In EDM, Vladimir Socor has an
analysis of the controversial aspects of the Russia-Ukraine gas agreement - details which have been officially disclosed in Kyiv:
First, this is not just a bilateral interstate agreement, but has a third, co-equal signatory: RosUkrEnergo, an ostensibly private though shadowy offshoot of Gazprom. Second, Ukraine forfeits any possibility to import gas from Turkmenistan -- an option that Kyiv had pursued up to the last day in 2005. And, third, Naftohaz Ukrainy -- hitherto solely responsible for marketing all imported gas in Ukraine -- yields one half of that business to RosUkrEnergo.
And, in the same issue, Igor Torbakov
looks at the unwieldy combination of strategic objectives and private interests which comprise the Kremlin's energy policy.
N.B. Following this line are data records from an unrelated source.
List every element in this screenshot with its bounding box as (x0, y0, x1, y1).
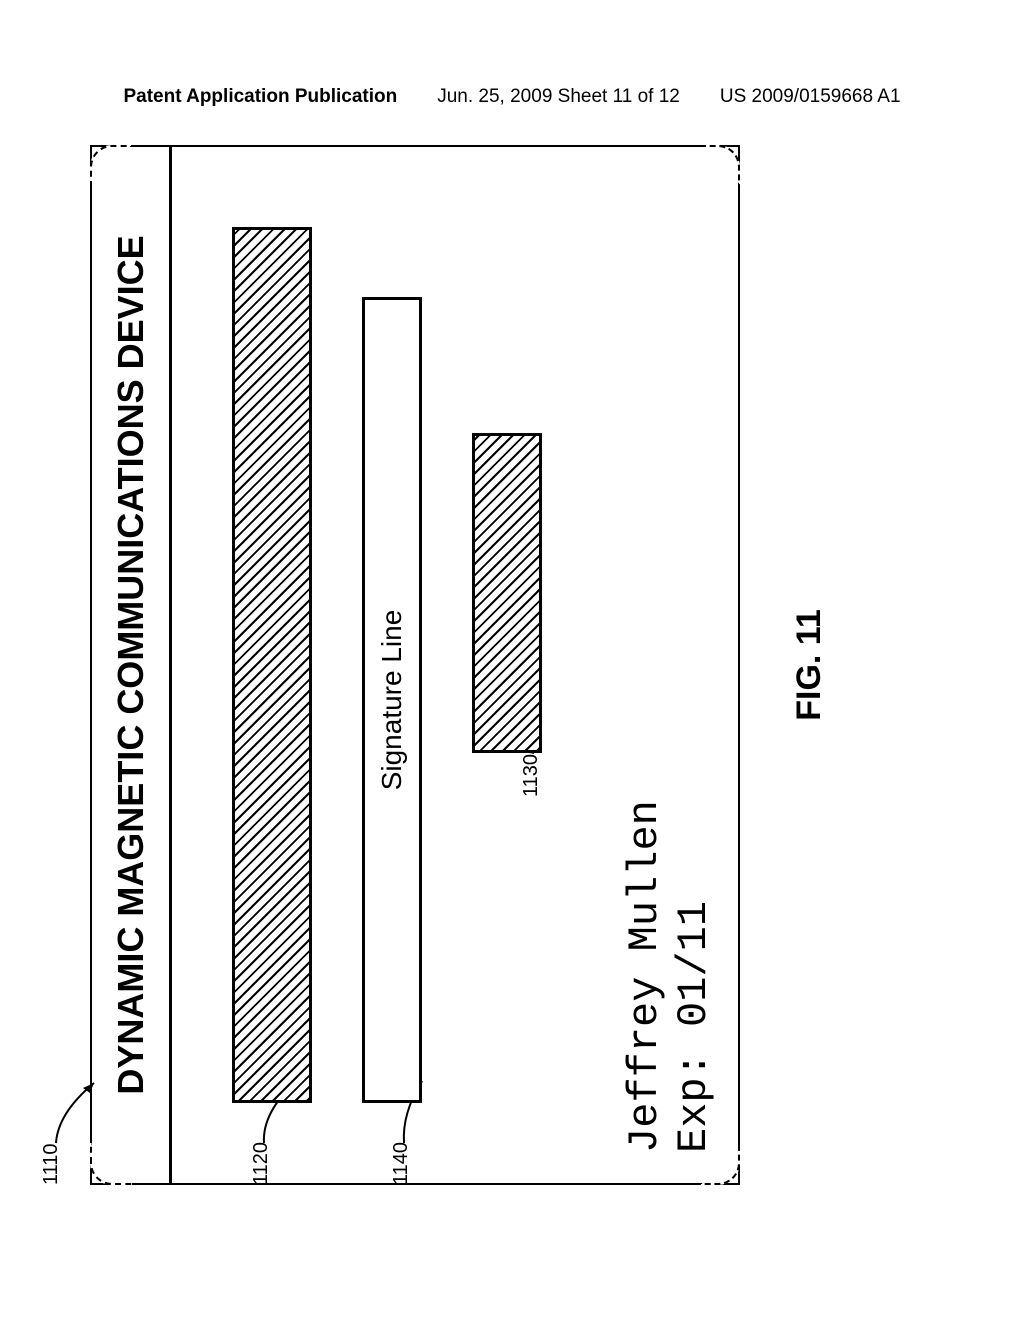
mag-stripe-secondary (472, 433, 542, 753)
cardholder-block: Jeffrey Mullen Exp: 01/11 (621, 800, 718, 1153)
mag-stripe-primary (232, 227, 312, 1103)
header-right: US 2009/0159668 A1 (720, 86, 901, 108)
cardholder-expiry: Exp: 01/11 (670, 800, 718, 1153)
header-left: Patent Application Publication (123, 86, 397, 108)
page-header: Patent Application Publication Jun. 25, … (0, 86, 1024, 108)
card-title-band: DYNAMIC MAGNETIC COMMUNICATIONS DEVICE (92, 147, 172, 1183)
header-middle: Jun. 25, 2009 Sheet 11 of 12 (437, 86, 680, 108)
callout-1110: 1110 (40, 1143, 63, 1185)
figure-caption: FIG. 11 (790, 609, 829, 721)
card-title-text: DYNAMIC MAGNETIC COMMUNICATIONS DEVICE (110, 235, 152, 1094)
figure-rotated: 1100 1110 1120 1140 1130 DYNAMIC MAGNETI… (0, 265, 1024, 1065)
card-outline: DYNAMIC MAGNETIC COMMUNICATIONS DEVICE S… (90, 145, 740, 1185)
signature-line-box: Signature Line (362, 297, 422, 1103)
cardholder-name: Jeffrey Mullen (621, 800, 669, 1153)
signature-line-label: Signature Line (376, 610, 408, 791)
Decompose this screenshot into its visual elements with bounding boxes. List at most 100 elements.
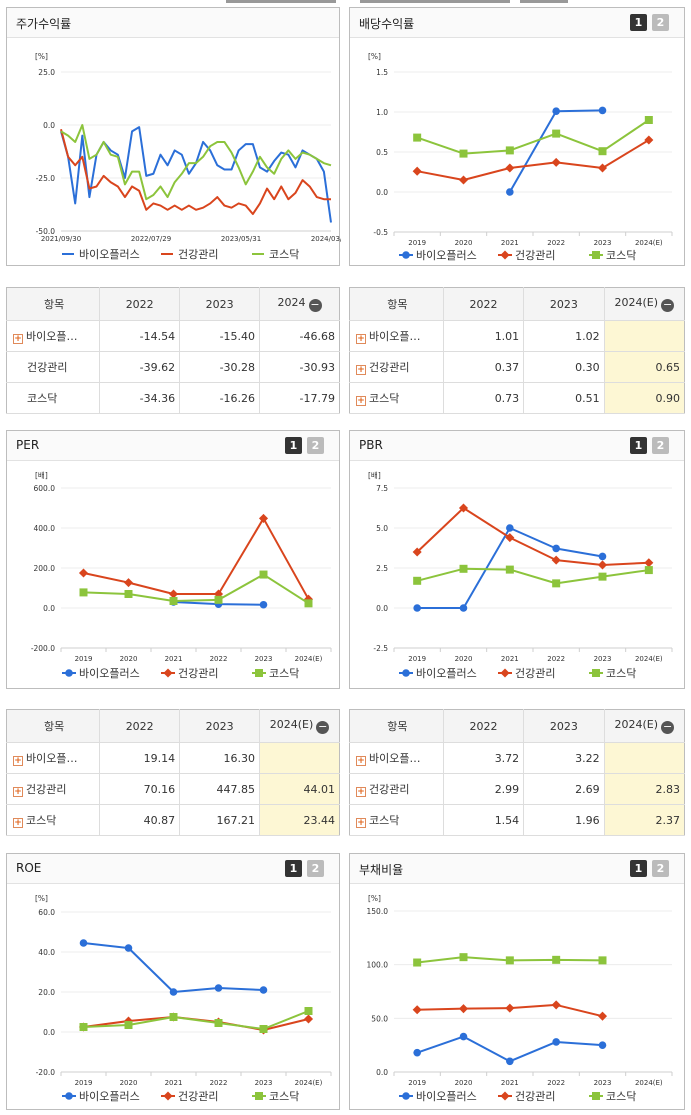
page-1-button[interactable]: 1 xyxy=(630,860,647,877)
legend-label: 바이오플러스 xyxy=(79,1090,140,1103)
collapse-icon[interactable]: − xyxy=(661,298,675,312)
data-point xyxy=(552,579,561,588)
series-health xyxy=(412,503,654,570)
y-tick-label: 5.0 xyxy=(376,524,388,533)
column-header-label: 2022 xyxy=(469,297,498,311)
value-cell: 16.30 xyxy=(179,742,260,774)
y-unit-label: [배] xyxy=(35,471,48,480)
column-header-label: 2023 xyxy=(549,297,578,311)
data-point xyxy=(505,565,514,574)
collapse-icon[interactable]: − xyxy=(661,720,675,734)
data-point xyxy=(124,944,133,952)
data-point xyxy=(169,1013,178,1021)
legend-item-bio: 바이오플러스 xyxy=(399,667,477,680)
series-line xyxy=(83,942,264,993)
column-header-label: 2023 xyxy=(205,719,234,733)
data-point xyxy=(79,939,88,947)
x-tick-label: 2023 xyxy=(255,655,273,663)
row-label-cell[interactable]: + 코스닥 xyxy=(6,804,100,836)
x-tick-label: 2020 xyxy=(455,239,473,247)
column-header-label: 항목 xyxy=(387,298,408,311)
expand-icon[interactable]: + xyxy=(356,787,366,797)
debt-ratio-chart: [%] 150.0 100.0 50.0 0.0 2019 2020 2021 2022 2023… xyxy=(367,894,673,1103)
page-2-button[interactable]: 2 xyxy=(307,860,324,877)
page-2-button[interactable]: 2 xyxy=(307,437,324,454)
y-tick-label: 400.0 xyxy=(34,524,56,533)
series-line xyxy=(416,139,650,181)
page-2-button[interactable]: 2 xyxy=(652,14,669,31)
expand-icon[interactable]: + xyxy=(356,365,366,375)
expand-icon[interactable]: + xyxy=(356,756,366,766)
legend-label: 코스닥 xyxy=(606,1090,636,1103)
expand-icon[interactable]: + xyxy=(356,396,366,406)
y-tick-label: 0.0 xyxy=(376,188,388,197)
data-point xyxy=(459,953,468,962)
expand-icon[interactable]: + xyxy=(13,756,23,766)
legend-label: 건강관리 xyxy=(515,249,555,262)
table-row: 코스닥 -34.36 -16.26 -17.79 xyxy=(6,382,340,414)
row-label-cell[interactable]: + 건강관리 xyxy=(349,351,444,383)
data-point xyxy=(255,669,263,677)
row-label-cell[interactable]: + 바이오플… xyxy=(349,320,444,352)
x-tick-label: 2023 xyxy=(594,1079,612,1087)
legend-item-health: 건강관리 xyxy=(498,249,555,262)
expand-icon[interactable]: + xyxy=(13,334,23,344)
y-unit-label: [%] xyxy=(368,894,381,903)
value-cell: -17.79 xyxy=(259,382,340,414)
x-tick-label: 2022 xyxy=(547,239,565,247)
value-cell: 44.01 xyxy=(259,773,340,805)
row-label-cell[interactable]: + 코스닥 xyxy=(349,804,444,836)
data-point xyxy=(506,524,514,532)
expand-icon[interactable]: + xyxy=(13,818,23,828)
value-cell: -34.36 xyxy=(99,382,180,414)
collapse-icon[interactable]: − xyxy=(316,720,330,734)
data-point xyxy=(412,1005,422,1015)
page-1-button[interactable]: 1 xyxy=(285,860,302,877)
data-point xyxy=(552,544,560,553)
row-label-cell[interactable]: + 바이오플… xyxy=(6,742,100,774)
collapse-icon[interactable]: − xyxy=(308,298,322,312)
value-cell: 2.99 xyxy=(442,773,524,805)
column-header-label: 2024(E) xyxy=(614,296,659,309)
page-1-button[interactable]: 1 xyxy=(285,437,302,454)
legend-item-bio: 바이오플러스 xyxy=(62,248,140,261)
legend-label: 바이오플러스 xyxy=(79,667,140,680)
data-point xyxy=(505,163,515,173)
page-1-button[interactable]: 1 xyxy=(630,14,647,31)
column-header: 2024(E) − xyxy=(603,709,685,743)
data-point xyxy=(592,1092,600,1100)
column-header-label: 항목 xyxy=(43,720,65,733)
expand-icon[interactable]: + xyxy=(356,818,366,828)
series-kosdaq xyxy=(79,1007,313,1033)
data-point xyxy=(458,175,469,185)
expand-icon[interactable]: + xyxy=(356,334,366,344)
legend-label: 코스닥 xyxy=(269,248,299,261)
data-point xyxy=(259,1025,268,1033)
expand-icon[interactable]: + xyxy=(13,787,23,797)
x-tick-label: 2024(E) xyxy=(635,239,663,247)
value-cell: 1.54 xyxy=(442,804,524,836)
panel-title: 배당수익률 xyxy=(359,17,415,31)
table-row: + 코스닥 40.87 167.21 23.44 xyxy=(6,804,340,836)
data-point xyxy=(255,1092,263,1100)
value-cell: 1.02 xyxy=(523,320,605,352)
legend-item-bio: 바이오플러스 xyxy=(62,1090,140,1103)
row-label: 건강관리 xyxy=(369,361,410,374)
page-2-button[interactable]: 2 xyxy=(652,437,669,454)
column-header: 2023 xyxy=(523,287,605,321)
row-label-cell[interactable]: + 건강관리 xyxy=(6,773,100,805)
page-2-button[interactable]: 2 xyxy=(652,860,669,877)
column-header: 항목 xyxy=(349,287,444,321)
legend-label: 코스닥 xyxy=(269,667,299,680)
row-label-cell[interactable]: + 바이오플… xyxy=(349,742,444,774)
page-1-button[interactable]: 1 xyxy=(630,437,647,454)
data-point xyxy=(506,188,514,196)
column-header: 항목 xyxy=(349,709,444,743)
y-tick-label: 100.0 xyxy=(367,961,389,970)
data-point xyxy=(552,955,561,964)
data-point xyxy=(592,669,600,677)
row-label-cell[interactable]: + 건강관리 xyxy=(349,773,444,805)
row-label-cell[interactable]: + 바이오플… xyxy=(6,320,100,352)
row-label-cell[interactable]: + 코스닥 xyxy=(349,382,444,414)
y-tick-label: -25.0 xyxy=(36,174,56,183)
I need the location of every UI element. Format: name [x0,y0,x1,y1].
In addition, Torbakov notes that the "gas attack" on Ukraine has not exactly been an unqualified success for the Kremlin:
Russia did not succeed in splitting the Ukrainian population ahead of the country's parliamentary elections in March. It equally failed to force Kyiv to cede control over the national gas transportation system to Gazprom
The achieved result -- the relatively moderate revision of prices for the gas Russia supplies to Ukraine -- is too modest an outcome after the weeks of vitriolic anti-Ukrainian propaganda campaign waged by Moscow, personal involvement by Russian President Vladimir Putin, and, ultimately, the brief disruption of gas supplies to Russia's European customers.
Russia's national interests likely suffered a blow in this affair, a number of independent analysts suggest. But not the interests of several very influential Russian individuals associated with Gazprom. At the heart of the Russian-Ukrainian deal is the role of the shady intermediary, RosUkrEnergo, whose significance has been tremendously enhanced: under the terms of the agreement, the Swiss-based Gazprom joint venture will become the "exclusive distributor" for all gas imports to Ukraine. This company, like a number of its predecessors, has been created with the sole purpose of skimming off profits from Gazprom. As one knowledgeable Moscow source notes, it is a "more or less private business" operating in the interests of the Gazprom senior management and in those of the Kremlin leadership.
If anything, the latest episode of the Russian-Ukrainian gas war lays bare the thorough blurring of the line dividing private and public interests at the top of Russian power structures as well as the completely opaque nature of "strategic" decision-making.